The athletic directors agreed to the move earlier in the week after a spate of cancellations raised the prospect that an odd number of healthy teams could be left without an opponent, leaving one without a game to play.

The presidents and chancellors, who implemented a conference-only schedule in July, approved the reversal Thursday.

“The Pac-12 is committed to maintaining maximum flexibility to provide our football student-athletes with an opportunity to compete, while continuing to ensure that health and safety remains our number one priority,” Commissioner Larry Scott said as the news became official.

The conference attached parameters to any non-conference game:

— All Pac-12 testing and related protocols must be adhered to by the non-conference opponent;

(Pac-12 teams conduct antigen tests each day of practice or high-transmission activities; prior to travel; and on game day. They also require at least one PCR test per week.)

— The non-conference game will in all cases be a home game for the Pac-12 team, broadcast by a Pac-12 television partner;

(Each game televised by Fox or ESPN generates approximately $5 million for the conference, or $417,000 per member.)

— If a Pac-12 opponent becomes available by the end of day Thursday in any given week, the Conference game must be played in lieu of any non-conference game.

It is not known how many teams will pursue non-conference games.

Economically, it might not make sense.

Opponents from the Mountain West or other Group of Five leagues would require a paycheck in return for their efforts and expenses.

But without ticket sales and concessions to drive up game-day revenue, Pac-12 teams would be forced to dip into their TV income to make the guarantee payment.

In other cases, a non-conference game might make sense.

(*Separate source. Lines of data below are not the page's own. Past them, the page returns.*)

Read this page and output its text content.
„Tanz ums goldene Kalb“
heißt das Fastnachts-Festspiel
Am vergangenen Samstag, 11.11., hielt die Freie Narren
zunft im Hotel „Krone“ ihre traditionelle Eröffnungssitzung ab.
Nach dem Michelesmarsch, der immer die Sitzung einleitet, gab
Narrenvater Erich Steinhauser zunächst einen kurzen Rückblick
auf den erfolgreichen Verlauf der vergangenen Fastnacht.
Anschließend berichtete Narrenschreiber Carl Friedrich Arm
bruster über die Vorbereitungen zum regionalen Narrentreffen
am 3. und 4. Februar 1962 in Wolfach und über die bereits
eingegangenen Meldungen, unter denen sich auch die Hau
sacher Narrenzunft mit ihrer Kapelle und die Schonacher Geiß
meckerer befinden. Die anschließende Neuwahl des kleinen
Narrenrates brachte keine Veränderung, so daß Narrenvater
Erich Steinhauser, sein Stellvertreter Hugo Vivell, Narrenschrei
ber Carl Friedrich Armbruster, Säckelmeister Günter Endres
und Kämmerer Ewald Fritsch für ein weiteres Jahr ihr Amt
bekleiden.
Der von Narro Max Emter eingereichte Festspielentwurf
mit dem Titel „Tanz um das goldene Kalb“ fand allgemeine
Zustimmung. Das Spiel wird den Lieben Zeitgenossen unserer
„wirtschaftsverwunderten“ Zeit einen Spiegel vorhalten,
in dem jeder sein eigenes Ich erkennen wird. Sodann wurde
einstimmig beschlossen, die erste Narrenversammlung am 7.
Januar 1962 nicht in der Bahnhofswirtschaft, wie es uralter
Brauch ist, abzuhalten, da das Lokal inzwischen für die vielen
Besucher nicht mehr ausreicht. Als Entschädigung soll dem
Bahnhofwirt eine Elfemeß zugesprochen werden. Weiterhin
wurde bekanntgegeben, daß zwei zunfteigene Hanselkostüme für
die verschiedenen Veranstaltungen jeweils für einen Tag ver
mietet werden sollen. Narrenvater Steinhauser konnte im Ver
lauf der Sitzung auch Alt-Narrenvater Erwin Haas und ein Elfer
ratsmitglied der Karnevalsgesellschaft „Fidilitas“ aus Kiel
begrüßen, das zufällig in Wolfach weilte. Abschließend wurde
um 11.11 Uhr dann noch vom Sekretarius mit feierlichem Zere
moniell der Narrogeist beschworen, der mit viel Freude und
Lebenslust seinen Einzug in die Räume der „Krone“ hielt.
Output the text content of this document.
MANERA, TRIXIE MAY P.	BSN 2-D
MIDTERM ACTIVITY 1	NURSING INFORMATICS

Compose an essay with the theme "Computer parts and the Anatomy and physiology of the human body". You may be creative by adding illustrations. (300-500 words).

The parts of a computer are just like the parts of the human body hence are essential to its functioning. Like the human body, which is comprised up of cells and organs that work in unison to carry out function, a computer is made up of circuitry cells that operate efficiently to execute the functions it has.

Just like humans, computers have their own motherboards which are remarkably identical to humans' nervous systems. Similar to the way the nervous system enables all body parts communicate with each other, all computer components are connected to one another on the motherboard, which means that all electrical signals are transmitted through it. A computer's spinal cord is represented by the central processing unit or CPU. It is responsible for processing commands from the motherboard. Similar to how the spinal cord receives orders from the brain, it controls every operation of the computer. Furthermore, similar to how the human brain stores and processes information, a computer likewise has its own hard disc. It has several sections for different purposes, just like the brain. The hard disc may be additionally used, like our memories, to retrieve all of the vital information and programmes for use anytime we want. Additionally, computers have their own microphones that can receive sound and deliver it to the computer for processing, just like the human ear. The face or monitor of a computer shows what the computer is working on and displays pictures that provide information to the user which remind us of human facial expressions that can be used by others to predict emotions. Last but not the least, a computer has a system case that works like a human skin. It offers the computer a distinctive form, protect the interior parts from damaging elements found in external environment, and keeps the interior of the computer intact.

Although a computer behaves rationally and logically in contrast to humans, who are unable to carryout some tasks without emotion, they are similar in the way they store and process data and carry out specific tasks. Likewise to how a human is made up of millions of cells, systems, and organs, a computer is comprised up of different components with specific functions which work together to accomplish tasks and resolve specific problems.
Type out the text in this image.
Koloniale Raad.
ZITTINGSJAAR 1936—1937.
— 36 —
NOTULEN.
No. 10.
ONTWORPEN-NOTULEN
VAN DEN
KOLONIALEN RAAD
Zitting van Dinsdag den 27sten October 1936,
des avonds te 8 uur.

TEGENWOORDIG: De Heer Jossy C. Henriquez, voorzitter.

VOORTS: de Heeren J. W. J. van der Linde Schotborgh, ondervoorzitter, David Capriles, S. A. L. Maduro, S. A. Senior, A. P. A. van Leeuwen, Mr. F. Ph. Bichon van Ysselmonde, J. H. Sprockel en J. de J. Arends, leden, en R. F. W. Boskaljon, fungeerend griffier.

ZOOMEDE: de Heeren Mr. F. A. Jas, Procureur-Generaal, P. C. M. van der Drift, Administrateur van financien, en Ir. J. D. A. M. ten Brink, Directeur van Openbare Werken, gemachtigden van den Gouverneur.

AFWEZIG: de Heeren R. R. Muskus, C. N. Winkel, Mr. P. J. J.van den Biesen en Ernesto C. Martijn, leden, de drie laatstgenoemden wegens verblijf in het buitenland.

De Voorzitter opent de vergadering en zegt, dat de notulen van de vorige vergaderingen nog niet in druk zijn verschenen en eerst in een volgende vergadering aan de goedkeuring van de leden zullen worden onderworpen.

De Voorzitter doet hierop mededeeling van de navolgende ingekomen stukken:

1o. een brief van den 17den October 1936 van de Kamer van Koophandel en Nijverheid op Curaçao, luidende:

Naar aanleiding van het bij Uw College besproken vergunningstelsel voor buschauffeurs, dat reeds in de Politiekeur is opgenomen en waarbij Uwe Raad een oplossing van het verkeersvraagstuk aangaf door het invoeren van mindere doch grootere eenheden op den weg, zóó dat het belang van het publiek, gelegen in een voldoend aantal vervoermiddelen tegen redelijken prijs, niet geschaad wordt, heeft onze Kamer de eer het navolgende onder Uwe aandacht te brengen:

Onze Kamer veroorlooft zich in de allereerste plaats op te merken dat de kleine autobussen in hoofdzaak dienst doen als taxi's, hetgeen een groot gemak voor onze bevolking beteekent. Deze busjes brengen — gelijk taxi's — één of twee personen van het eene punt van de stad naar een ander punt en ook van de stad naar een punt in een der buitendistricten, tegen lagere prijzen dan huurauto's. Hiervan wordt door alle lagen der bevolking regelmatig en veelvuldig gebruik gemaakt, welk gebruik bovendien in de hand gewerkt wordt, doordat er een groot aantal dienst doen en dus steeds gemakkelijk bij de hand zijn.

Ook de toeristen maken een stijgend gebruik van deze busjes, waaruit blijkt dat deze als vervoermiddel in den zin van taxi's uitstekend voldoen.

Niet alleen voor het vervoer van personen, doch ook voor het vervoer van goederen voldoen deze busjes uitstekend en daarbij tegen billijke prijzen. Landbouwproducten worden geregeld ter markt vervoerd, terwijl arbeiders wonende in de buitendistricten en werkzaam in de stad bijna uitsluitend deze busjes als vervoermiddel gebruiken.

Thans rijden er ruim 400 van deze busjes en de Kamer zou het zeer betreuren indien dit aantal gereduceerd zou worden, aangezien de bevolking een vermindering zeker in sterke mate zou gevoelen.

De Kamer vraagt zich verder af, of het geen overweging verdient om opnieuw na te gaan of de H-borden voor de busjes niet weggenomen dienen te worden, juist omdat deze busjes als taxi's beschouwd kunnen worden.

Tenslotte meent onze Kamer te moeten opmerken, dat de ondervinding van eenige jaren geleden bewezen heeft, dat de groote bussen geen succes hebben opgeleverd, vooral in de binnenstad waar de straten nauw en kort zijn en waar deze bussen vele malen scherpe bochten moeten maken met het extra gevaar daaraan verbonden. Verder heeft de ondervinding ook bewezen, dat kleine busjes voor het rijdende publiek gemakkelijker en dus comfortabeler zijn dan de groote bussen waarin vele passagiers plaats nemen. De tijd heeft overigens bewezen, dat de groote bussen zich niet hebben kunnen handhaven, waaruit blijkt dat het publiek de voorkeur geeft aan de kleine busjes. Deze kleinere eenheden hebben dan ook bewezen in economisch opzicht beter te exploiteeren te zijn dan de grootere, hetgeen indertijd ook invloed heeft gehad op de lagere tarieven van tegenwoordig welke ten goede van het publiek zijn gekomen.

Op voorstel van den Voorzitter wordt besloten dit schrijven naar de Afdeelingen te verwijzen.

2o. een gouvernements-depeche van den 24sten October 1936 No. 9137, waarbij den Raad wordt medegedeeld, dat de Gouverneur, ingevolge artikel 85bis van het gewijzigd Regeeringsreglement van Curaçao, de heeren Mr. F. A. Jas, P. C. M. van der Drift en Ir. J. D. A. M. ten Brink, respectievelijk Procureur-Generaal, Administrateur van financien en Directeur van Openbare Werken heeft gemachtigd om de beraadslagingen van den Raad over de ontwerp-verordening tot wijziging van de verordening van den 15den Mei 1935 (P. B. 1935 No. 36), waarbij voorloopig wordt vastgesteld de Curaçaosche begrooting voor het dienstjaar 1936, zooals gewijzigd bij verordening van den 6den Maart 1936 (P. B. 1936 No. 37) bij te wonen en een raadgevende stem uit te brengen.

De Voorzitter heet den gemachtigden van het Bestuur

“We want to have flexibility ... once we exhaust our ability to play a conference game,” a source explained.

The move reverses the Pac-12’s early-July ban on non-conference games — a decision rooted in concerns over the opponents’ health-and-safety standards.

Those concerns remain, although the ability for teams to conduct point-of-care antigen tests (prior to practice and kickoff) seemingly makes the situation more tenable.

Colorado appeared to be a candidate to take the non-conference route this week after its game against Arizona State was canceled.

But athletic director Rick George issued a statement saying the Buffaloes would stay home if they didn’t have a conference opponent available.

“We are waiting out the day to make sure the other five Pac-12 games that are scheduled will go forth with no COVID issues, and that we would not be matched in a conference game,” George said.

“That being said, even though the conference has approved non-conference opponents if one can be found that satisfies the testing protocols the Pac-12 has in place for its members, we will not play a non-conference opponent this weekend.

“However, in the future if a similar instance arises, it would give us more time to prepare, but for now, we want to concentrate on game preparations for the USC game next Saturday in Los Angeles.”

The decision to allow non-conference games marks the second course-correction for the Pac-12 presidents in the past three months.

In August, they voted to postpone the season until January, only to resurrect fall football a month later.